Kekurangan Pasukan dan Tingkatkan Perang, Israel Kerahkan 450.000 Tentara Cadangan

Israeli soldiers carry the casket of Israeli military reservist Sergeant Major Matan Lazar, 32, who was killed in the southern Gaza Strip amid the ongoing ground operation of the Israeli army against Palestinian Islamist group Hamas, at his funeral, in Haifa, Israel, January 23, 2024. REUTERS/Shir Torem

Gaza, NPC – Pemerintah Israel, pada Senin (27/05/2025), secara resmi menyetujui perpanjangan perintah darurat nomor 8 yang berkaitan dengan pemanggilan pasukan cadangan. Keputusan ini memungkinkan pengerahan hingga 450.000 tentara cadangan hingga akhir Agustus mendatang.

Langkah ini menjadi salah satu mobilisasi militer terbesar sejak pecahnya perang pada 7 Oktober 2023.

Berdasarkan perintah militer yang dikeluarkan, perpanjangan ini memberikan kewenangan kepada Menteri Pertahanan Israel untuk memanggil pasukan cadangan hingga 25 hari tambahan, tergantung pada perkembangan situasi keamanan, baik di Jalur Gaza, perbatasan utara, maupun dalam rangka memperkuat perlindungan perbatasan atau karena kekurangan pasukan.

Keputusan ini juga bertujuan memperpanjang masa dinas pasukan cadangan yang saat ini bertugas di lapangan, dengan janji kompensasi finansial, pembaruan masa tugas, serta keringanan pajak.

Meskipun demikian, keputusan tersebut menuai kritik hukum di lingkungan militer Israel. Wakil penasihat hukum Kementerian Pertahanan memperingatkan bahwa perpanjangan mobilisasi dalam skala besar ini, tanpa diimbangi upaya serius merekrut warga Haredi (Yahudi Ortodoks), menimbulkan masalah hukum terkait kesetaraan.

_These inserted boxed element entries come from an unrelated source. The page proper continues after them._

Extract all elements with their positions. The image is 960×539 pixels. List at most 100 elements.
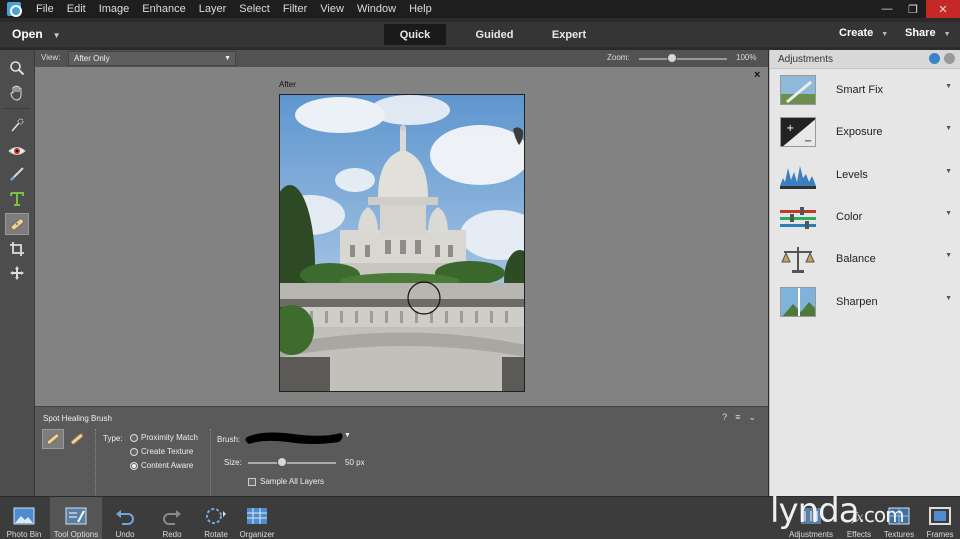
smart-fix-icon (780, 75, 816, 105)
redo-button[interactable]: Redo (157, 497, 187, 539)
menu-help[interactable]: Help (409, 0, 432, 18)
adjustment-color[interactable]: Color ▼ (770, 198, 960, 238)
radio-content-aware[interactable]: Content Aware (130, 461, 193, 470)
zoom-slider-track[interactable] (639, 58, 727, 60)
organizer-icon (246, 503, 268, 529)
frames-button[interactable]: Frames (923, 497, 957, 539)
radio-circle-selected (130, 461, 138, 470)
size-slider-thumb[interactable] (277, 457, 288, 467)
tab-expert[interactable]: Expert (543, 24, 595, 45)
type-tool-icon[interactable] (5, 188, 29, 210)
radio-proximity-match[interactable]: Proximity Match (130, 433, 198, 442)
spot-healing-brush-tool-icon[interactable] (5, 213, 29, 235)
svg-text:+: + (786, 123, 794, 134)
help-icon[interactable] (944, 53, 955, 64)
radio-create-texture[interactable]: Create Texture (130, 447, 193, 456)
levels-icon (780, 160, 816, 190)
brush-preview[interactable] (243, 427, 347, 449)
chevron-down-icon: ▼ (945, 168, 952, 175)
undo-label: Undo (115, 530, 135, 539)
menu-bar: File Edit Image Enhance Layer Select Fil… (0, 0, 960, 18)
hand-tool-icon[interactable] (5, 82, 29, 104)
menu-enhance[interactable]: Enhance (142, 0, 185, 18)
adjustment-exposure[interactable]: + − Exposure ▼ (770, 113, 960, 153)
reset-panel-icon[interactable] (929, 53, 940, 64)
menu-view[interactable]: View (320, 0, 344, 18)
zoom-tool-icon[interactable] (5, 57, 29, 79)
toolbox (0, 50, 35, 496)
sharpen-icon (780, 287, 816, 317)
menu-filter[interactable]: Filter (283, 0, 307, 18)
adjustment-balance[interactable]: Balance ▼ (770, 240, 960, 280)
sample-all-layers-checkbox[interactable]: Sample All Layers (248, 477, 324, 486)
collapse-icon[interactable]: ⌄ (748, 412, 756, 423)
radio-label: Content Aware (141, 461, 194, 470)
crop-tool-icon[interactable] (5, 238, 29, 260)
redo-icon (162, 503, 182, 529)
share-button[interactable]: Share ▼ (905, 27, 951, 39)
color-sliders-icon (780, 202, 816, 232)
help-icon[interactable]: ? (722, 412, 727, 423)
adjustment-smart-fix[interactable]: Smart Fix ▼ (770, 71, 960, 111)
radio-circle (130, 447, 138, 456)
undo-button[interactable]: Undo (110, 497, 140, 539)
menu-file[interactable]: File (36, 0, 54, 18)
close-view-icon[interactable]: × (754, 69, 760, 81)
move-tool-icon[interactable] (5, 262, 29, 284)
adjustment-label: Exposure (836, 126, 883, 138)
photo-canvas[interactable] (279, 94, 525, 392)
restore-button[interactable]: ❐ (900, 0, 926, 18)
open-button[interactable]: Open ▼ (12, 27, 61, 41)
menu-edit[interactable]: Edit (67, 0, 86, 18)
textures-label: Textures (883, 530, 915, 539)
chevron-down-icon: ▼ (945, 210, 952, 217)
healing-brush-mode-button[interactable] (66, 429, 88, 449)
open-dropdown-icon[interactable]: ▼ (53, 31, 61, 40)
view-select[interactable]: After Only ▼ (68, 51, 236, 66)
adjustment-label: Sharpen (836, 296, 878, 308)
zoom-slider-thumb[interactable] (667, 53, 678, 63)
options-divider (210, 429, 211, 495)
tab-guided[interactable]: Guided (463, 24, 526, 45)
photo-bin-button[interactable]: Photo Bin (4, 497, 44, 539)
minimize-button[interactable]: — (874, 0, 900, 18)
adjustment-sharpen[interactable]: Sharpen ▼ (770, 283, 960, 323)
photo-bin-label: Photo Bin (6, 530, 42, 539)
adjustments-header-icons (929, 53, 955, 64)
bandage-icon (46, 433, 60, 445)
panel-menu-icon[interactable]: ≡ (735, 412, 740, 423)
undo-icon (115, 503, 135, 529)
chevron-down-icon: ▼ (224, 55, 231, 62)
tab-quick[interactable]: Quick (384, 24, 446, 45)
quick-selection-tool-icon[interactable] (5, 114, 29, 136)
red-eye-tool-icon[interactable] (5, 140, 29, 162)
adjustment-levels[interactable]: Levels ▼ (770, 156, 960, 196)
size-slider-track[interactable] (248, 462, 336, 464)
create-label: Create (839, 27, 874, 39)
menu-window[interactable]: Window (357, 0, 396, 18)
lynda-watermark: lynda.com (770, 491, 905, 531)
adjustments-label: Adjustments (788, 530, 834, 539)
menu-layer[interactable]: Layer (199, 0, 227, 18)
options-divider (95, 429, 96, 495)
menu-select[interactable]: Select (239, 0, 270, 18)
brush-picker-dropdown-icon[interactable]: ▼ (344, 432, 351, 439)
exposure-icon: + − (780, 117, 816, 147)
create-button[interactable]: Create ▼ (839, 27, 888, 39)
tool-options-header-icons: ? ≡ ⌄ (722, 412, 756, 423)
spot-healing-mode-button[interactable] (42, 429, 64, 449)
rotate-button[interactable]: Rotate (200, 497, 232, 539)
tool-options-button[interactable]: Tool Options (50, 497, 102, 539)
rotate-label: Rotate (204, 530, 228, 539)
open-label: Open (12, 27, 43, 41)
basilica-photo (280, 95, 524, 391)
close-window-button[interactable]: ✕ (926, 0, 960, 18)
size-label: Size: (224, 458, 242, 467)
bandage-icon (70, 433, 84, 445)
organizer-button[interactable]: Organizer (237, 497, 277, 539)
after-label: After (279, 80, 296, 89)
whiten-teeth-tool-icon[interactable] (5, 163, 29, 185)
radio-circle (130, 433, 138, 442)
menu-image[interactable]: Image (99, 0, 130, 18)
mode-tabs: Quick Guided Expert (384, 24, 612, 45)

“Sulit untuk membenarkan perpanjangan mobilisasi yang terus-menerus, tanpa langkah nyata untuk melibatkan komunitas Haredi dalam dinas militer. Hal ini berisiko memperdalam rasa ketidakadilan di kalangan pasukan cadangan,” tulis penasihat hukum tersebut dalam dokumen resmi yang diserahkan dalam sidang pemerintah.

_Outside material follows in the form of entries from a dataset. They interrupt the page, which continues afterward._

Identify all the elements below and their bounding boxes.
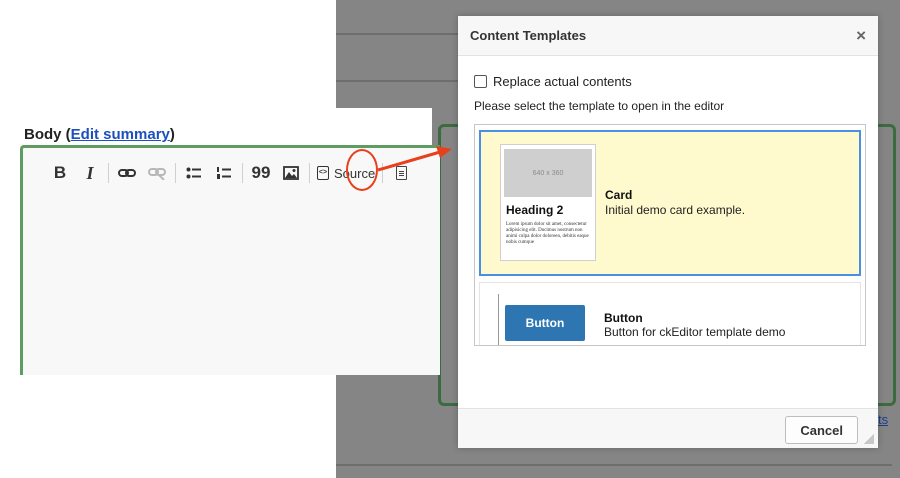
template-list[interactable]: 640 x 360 Heading 2 Lorem ipsum dolor si… bbox=[474, 124, 866, 346]
screenshot-stage: ts Body (Edit summary) B I 99 <> Source … bbox=[0, 0, 900, 478]
card-template-thumbnail: 640 x 360 Heading 2 Lorem ipsum dolor si… bbox=[500, 144, 596, 261]
close-icon[interactable]: × bbox=[856, 26, 866, 46]
thumbnail-image-placeholder: 640 x 360 bbox=[504, 149, 592, 197]
button-template-thumbnail: Button bbox=[498, 294, 588, 345]
cancel-button[interactable]: Cancel bbox=[785, 416, 858, 444]
template-description: Button for ckEditor template demo bbox=[604, 325, 786, 339]
thumbnail-text: Lorem ipsum dolor sit amet, consectetur … bbox=[506, 222, 589, 245]
template-button[interactable]: Button Button Button for ckEditor templa… bbox=[479, 282, 861, 345]
template-name: Card bbox=[605, 188, 633, 202]
content-templates-dialog: Content Templates × Replace actual conte… bbox=[458, 16, 878, 448]
template-card[interactable]: 640 x 360 Heading 2 Lorem ipsum dolor si… bbox=[479, 130, 861, 276]
replace-contents-option[interactable]: Replace actual contents bbox=[474, 74, 632, 89]
dialog-instructions: Please select the template to open in th… bbox=[474, 99, 725, 113]
dialog-footer: Cancel bbox=[458, 408, 878, 448]
replace-contents-checkbox[interactable] bbox=[474, 75, 487, 88]
thumbnail-button: Button bbox=[505, 305, 585, 341]
template-name: Button bbox=[604, 311, 643, 325]
resize-handle[interactable] bbox=[864, 434, 874, 444]
dialog-header: Content Templates × bbox=[458, 16, 878, 56]
template-description: Initial demo card example. bbox=[605, 203, 746, 217]
dialog-title: Content Templates bbox=[470, 28, 587, 43]
thumbnail-heading: Heading 2 bbox=[506, 203, 564, 217]
replace-contents-label: Replace actual contents bbox=[493, 74, 632, 89]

Senada dengan itu, Mayor Cadangan Yehya Benk, pendiri “Dewan Staf Cadangan”, menyampaikan kritik keras terhadap keputusan tersebut.

“Ini tidak masuk akal. Pemerintahan Ben Gvir dan Smotrich memperpanjang Perintah Kedelapan, sementara 80.000 warga Haredi dikecualikan dari wajib militer. Ini adalah bentuk ketidakadilan yang keterlaluan,” ujarnya.

Kebijakan ini diambil di tengah meningkatnya ketegangan di berbagai front konflik, saat Israel semakin mengandalkan pasukan cadangan, disertai peringatan dari berbagai pihak mengenai kelelahan militer, kekurangan pasukan, dan penurunan kepercayaan prajurit terhadap institusi militer Israel.